Translate

vrijdag 20 december 2013

Niets is wat het lijkt

Tja, waar zal ik beginnen? 
In 2005 gingen we voor het eerst als toeristen naar Bali, als onderdeel van onze eerste wereldreis. Het verblijf op het eiland bekoorde ons. In maart 2008 keerden we terug naar Bali na een rondreis door Thailand, Laos, Cambodja en Vietnam. (Een groot deel van Azië bekoort ons.) In de tussenliggende jaren bedachten mijn liefje en ik dat we oud wilden worden in een land waar de zon altijd schijnt. Bali kwam weer op ons radar door een TV-programma dat mijn liefje zag over een Nederlandse tandarts die gebitten repareert en plaatst in Balinese monden. De beelden van het eiland betoverden wederom.

In maart 2008 betaalden we aan voor een lapje grond met huis in het dorp Dencarik aan de Balizee. Op een dag, we kampeerden in Kijkduin, kregen we een telefoontje van de Nederlandse makelaar/bouwer op Bali dat er een probleem was met ons grondstuk. Er doken twee personen op die zich eigenaar van het land noemden; de eigendomspapieren bleken dubieus. De makelaar wilde niet doorgaan met de verkoop. Wij stemden daarmee in. Niet veel later viel ons oog op een grondstuk in het dorp Banjar. Wij vroegen de verkoper van de makelaar of de papieren van dit landje wèl in orde waren. “Ja, hoor”, was zijn antwoord. Daarop gaven we hen opdracht aan de Jalan Segara (de Zeeweg) voor ons een huis en een gastenverblijf te bouwen. Met vriendin Bernadette dronken we champagne op de betreffende locatie, toen nog een wild begroeide kuststrook.

We maakten kennis met Theo, een Nederlandse inwoner van Noord-Bali en ontwerper van tropische villa’s. Zelf was ik erg gecharmeerd van het model ‘buka kecil’, mijn liefje had een andere voorkeur. Na een paar avondjes praten werden wij het over de villakeuze eens: het zou een open, tropisch huis worden met rieten kap. De bouw zou circa een jaar gaan duren. Wekelijks kregen we van Willem, de bouwopzichter, foto’s van de vorderingen toegestuurd. Het was regelmatig het hoogtepunt van onze week.

In augustus 2009 planden wij naar Noord-Bali af te reizen voor de oplevering van onze villa maar dat werd onmogelijk doordat mijn liefje op de voorgenomen reisdag op een operatiekamer in Spanje lag. De medische nabehandeling duurde maanden. Het was geen gemakkelijke periode maar de gedachte aan Bali hield haar op de been. In december 2009 reisden we alsnog af. Zij met een kaal koppie en zwabberbenen, ik als liefhebbende zuster Clivia aan haar zijde.

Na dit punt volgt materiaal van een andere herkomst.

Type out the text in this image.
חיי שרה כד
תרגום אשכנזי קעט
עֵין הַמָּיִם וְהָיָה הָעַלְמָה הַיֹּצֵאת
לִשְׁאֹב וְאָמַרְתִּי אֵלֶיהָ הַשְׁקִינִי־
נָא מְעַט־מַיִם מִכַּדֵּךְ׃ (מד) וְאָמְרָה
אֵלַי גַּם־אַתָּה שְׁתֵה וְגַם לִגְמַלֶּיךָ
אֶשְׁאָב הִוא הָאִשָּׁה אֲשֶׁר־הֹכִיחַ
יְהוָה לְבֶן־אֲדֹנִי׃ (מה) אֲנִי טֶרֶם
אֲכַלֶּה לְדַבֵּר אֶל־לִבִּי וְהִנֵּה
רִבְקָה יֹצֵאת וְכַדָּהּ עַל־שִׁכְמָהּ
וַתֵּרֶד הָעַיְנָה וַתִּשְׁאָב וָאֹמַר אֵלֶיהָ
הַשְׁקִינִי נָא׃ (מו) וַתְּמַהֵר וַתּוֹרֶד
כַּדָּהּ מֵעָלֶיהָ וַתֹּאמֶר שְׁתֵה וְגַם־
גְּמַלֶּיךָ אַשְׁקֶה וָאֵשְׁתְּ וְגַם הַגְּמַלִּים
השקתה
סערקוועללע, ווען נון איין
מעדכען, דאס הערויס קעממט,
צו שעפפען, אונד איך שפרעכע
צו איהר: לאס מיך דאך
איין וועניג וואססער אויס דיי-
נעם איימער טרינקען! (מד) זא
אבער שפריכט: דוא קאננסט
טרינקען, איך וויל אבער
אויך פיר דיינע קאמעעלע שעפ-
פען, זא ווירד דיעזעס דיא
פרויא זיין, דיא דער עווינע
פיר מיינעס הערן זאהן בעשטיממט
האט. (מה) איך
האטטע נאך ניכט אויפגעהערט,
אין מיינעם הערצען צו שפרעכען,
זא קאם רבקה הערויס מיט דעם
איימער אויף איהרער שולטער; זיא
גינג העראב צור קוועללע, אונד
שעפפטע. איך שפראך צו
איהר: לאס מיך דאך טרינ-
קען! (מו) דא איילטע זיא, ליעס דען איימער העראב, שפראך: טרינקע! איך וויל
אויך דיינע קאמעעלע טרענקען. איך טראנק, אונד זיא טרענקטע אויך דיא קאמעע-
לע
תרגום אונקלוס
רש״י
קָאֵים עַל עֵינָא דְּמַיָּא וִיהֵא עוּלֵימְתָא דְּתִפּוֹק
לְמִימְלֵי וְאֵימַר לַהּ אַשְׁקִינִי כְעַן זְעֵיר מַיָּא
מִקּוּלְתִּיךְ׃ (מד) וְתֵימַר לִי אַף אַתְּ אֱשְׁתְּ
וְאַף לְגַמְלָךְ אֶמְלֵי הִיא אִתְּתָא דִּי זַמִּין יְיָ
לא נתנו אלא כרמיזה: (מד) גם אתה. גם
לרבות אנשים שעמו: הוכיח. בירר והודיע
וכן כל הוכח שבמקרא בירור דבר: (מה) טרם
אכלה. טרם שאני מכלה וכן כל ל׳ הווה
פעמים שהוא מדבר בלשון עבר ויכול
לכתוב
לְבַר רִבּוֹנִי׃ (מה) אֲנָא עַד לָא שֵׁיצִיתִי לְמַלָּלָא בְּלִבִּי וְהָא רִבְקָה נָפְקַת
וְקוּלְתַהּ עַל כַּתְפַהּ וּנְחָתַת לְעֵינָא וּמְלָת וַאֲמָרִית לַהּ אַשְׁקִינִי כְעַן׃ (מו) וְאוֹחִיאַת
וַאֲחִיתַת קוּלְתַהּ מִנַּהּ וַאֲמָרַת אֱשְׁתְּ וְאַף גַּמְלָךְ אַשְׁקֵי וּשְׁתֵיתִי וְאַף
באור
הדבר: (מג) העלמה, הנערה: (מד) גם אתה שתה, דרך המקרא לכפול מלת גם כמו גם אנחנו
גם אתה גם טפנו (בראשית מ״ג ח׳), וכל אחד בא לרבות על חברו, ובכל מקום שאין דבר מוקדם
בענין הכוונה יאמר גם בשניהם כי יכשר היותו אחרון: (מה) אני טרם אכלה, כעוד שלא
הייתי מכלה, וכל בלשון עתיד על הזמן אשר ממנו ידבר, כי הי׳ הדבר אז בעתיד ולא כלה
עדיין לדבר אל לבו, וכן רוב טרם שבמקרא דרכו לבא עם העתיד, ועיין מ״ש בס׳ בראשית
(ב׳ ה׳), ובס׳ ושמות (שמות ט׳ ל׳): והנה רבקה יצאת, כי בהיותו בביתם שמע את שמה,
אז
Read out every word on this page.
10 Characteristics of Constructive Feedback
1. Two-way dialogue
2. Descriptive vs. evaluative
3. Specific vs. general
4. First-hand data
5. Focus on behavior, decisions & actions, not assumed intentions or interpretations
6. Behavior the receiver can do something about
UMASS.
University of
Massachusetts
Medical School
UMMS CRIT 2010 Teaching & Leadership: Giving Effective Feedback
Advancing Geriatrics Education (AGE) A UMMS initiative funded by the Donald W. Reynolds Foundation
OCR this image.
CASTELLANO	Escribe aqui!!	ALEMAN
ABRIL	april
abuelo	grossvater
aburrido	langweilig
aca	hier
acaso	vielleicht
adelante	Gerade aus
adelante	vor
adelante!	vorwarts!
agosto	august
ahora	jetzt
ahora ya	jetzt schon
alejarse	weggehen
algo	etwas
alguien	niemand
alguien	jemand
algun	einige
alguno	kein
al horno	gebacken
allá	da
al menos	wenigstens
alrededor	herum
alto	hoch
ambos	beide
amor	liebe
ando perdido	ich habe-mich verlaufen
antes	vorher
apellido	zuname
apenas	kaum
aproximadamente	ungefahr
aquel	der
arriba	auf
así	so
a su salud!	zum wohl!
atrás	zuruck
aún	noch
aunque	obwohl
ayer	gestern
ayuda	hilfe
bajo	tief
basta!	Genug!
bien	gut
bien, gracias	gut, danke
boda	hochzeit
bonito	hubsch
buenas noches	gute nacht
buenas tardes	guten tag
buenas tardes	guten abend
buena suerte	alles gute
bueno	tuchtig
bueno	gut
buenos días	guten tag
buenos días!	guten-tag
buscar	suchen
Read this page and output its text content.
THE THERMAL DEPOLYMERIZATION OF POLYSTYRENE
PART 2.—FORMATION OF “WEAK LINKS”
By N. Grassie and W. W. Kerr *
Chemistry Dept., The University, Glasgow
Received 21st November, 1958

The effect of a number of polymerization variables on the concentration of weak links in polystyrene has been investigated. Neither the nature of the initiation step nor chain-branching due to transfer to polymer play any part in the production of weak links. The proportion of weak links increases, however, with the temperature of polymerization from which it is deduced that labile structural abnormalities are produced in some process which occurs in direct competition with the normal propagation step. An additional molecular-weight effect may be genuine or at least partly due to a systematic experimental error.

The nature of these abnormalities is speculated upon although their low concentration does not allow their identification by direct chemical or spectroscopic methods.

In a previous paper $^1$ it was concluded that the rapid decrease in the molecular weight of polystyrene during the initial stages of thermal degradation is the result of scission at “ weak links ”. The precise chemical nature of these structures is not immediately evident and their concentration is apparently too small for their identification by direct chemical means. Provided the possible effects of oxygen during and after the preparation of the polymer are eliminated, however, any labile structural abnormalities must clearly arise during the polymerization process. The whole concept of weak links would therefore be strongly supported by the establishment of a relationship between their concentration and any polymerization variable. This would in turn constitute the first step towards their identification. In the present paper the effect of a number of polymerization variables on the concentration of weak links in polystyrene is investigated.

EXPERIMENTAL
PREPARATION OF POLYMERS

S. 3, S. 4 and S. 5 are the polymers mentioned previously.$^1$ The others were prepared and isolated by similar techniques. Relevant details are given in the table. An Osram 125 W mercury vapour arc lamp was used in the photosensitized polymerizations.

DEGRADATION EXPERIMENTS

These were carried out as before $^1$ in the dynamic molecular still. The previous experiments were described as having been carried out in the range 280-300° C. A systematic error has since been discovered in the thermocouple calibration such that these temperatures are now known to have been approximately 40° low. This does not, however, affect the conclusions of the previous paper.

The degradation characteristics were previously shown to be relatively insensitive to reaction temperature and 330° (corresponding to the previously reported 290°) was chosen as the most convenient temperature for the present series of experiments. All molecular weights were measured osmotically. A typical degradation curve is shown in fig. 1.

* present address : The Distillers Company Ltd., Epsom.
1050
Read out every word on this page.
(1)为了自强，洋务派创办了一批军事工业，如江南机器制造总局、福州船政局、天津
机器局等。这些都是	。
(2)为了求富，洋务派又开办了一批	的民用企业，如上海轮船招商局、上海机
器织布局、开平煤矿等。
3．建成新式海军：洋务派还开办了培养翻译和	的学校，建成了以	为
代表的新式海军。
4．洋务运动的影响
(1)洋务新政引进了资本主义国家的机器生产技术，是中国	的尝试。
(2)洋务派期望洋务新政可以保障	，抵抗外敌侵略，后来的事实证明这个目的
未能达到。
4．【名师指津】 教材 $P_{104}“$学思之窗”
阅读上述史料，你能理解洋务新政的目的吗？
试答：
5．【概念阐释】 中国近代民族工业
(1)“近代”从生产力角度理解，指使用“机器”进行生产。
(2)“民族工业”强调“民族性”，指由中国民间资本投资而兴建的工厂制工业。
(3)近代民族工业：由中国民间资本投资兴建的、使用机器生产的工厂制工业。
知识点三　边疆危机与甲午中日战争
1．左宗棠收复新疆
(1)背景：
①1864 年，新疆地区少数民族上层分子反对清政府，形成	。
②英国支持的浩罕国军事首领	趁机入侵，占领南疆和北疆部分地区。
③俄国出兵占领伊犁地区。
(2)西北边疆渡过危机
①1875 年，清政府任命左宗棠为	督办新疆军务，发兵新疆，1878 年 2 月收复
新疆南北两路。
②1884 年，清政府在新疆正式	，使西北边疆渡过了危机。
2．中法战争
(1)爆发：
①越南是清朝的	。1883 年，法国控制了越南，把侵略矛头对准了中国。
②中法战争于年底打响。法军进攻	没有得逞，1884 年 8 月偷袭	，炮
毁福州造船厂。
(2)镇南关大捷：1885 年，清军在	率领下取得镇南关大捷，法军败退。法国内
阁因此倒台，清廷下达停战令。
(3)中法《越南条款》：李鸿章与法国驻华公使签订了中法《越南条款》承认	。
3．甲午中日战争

Ik zou een dik boek kunnen schrijven over onze Balinese belevenissen. De meeste hoofdstukken zouden uiterst positief zijn, sommige daarentegen zouden negatief klinken. Het zijn de verhalen over duistere zaken die ons terugkerende nachtmerries bezorgden. ‘Niets is wat het lijkt’, schreef een ex-resident ons die hier in de afgelopen jaren een goede kennis werd. Dat geldt zeker voor Noord-Bali dat nog relatief traditioneel in elkaar steekt. Mijn liefje kon na haar ziekte niet meer overweg met gedoe dus de negatieve ervaringen die we opdeden, trokken een zware wissel op haar. Bovendien kwamen wij los van elkaar en gezamenlijk tot de conclusie dat zij en ik ongeschikt zijn als Westerling te leven in een ‘ontwikkelingsland’ waar het verschil tussen rijk en arm immens is. We kunnen en willen onze ogen niet sluiten voor de consequenties die dat met zich meebrengt.

We gaan het Baliboek over enkele weken sluiten al zullen we het eiland als vakantiebestemming op onze reislijst houden. Er is immers veel dat ons terugbrengt. Van vrienden, familie en kennissen kregen we leuke en mooie reacties op het verkoopbericht. Een van hen wenste ons veel ‘badkamermomentjes’ (zie vorige blog), iemand anders schreef ons dat Bali helend had gewerkt voor mijn liefje hetgeen onvergetelijk is. Ook zij heeft gelijk. 
Villa Kerang gaat binnenkort definitief in andere handen over. Het is en blijft een prachtig huis, het zwembad en de weelderige tuin zal ik erg gaan missen. Mijn volgende blog zal een andere blik op 'mijn' Bali werpen.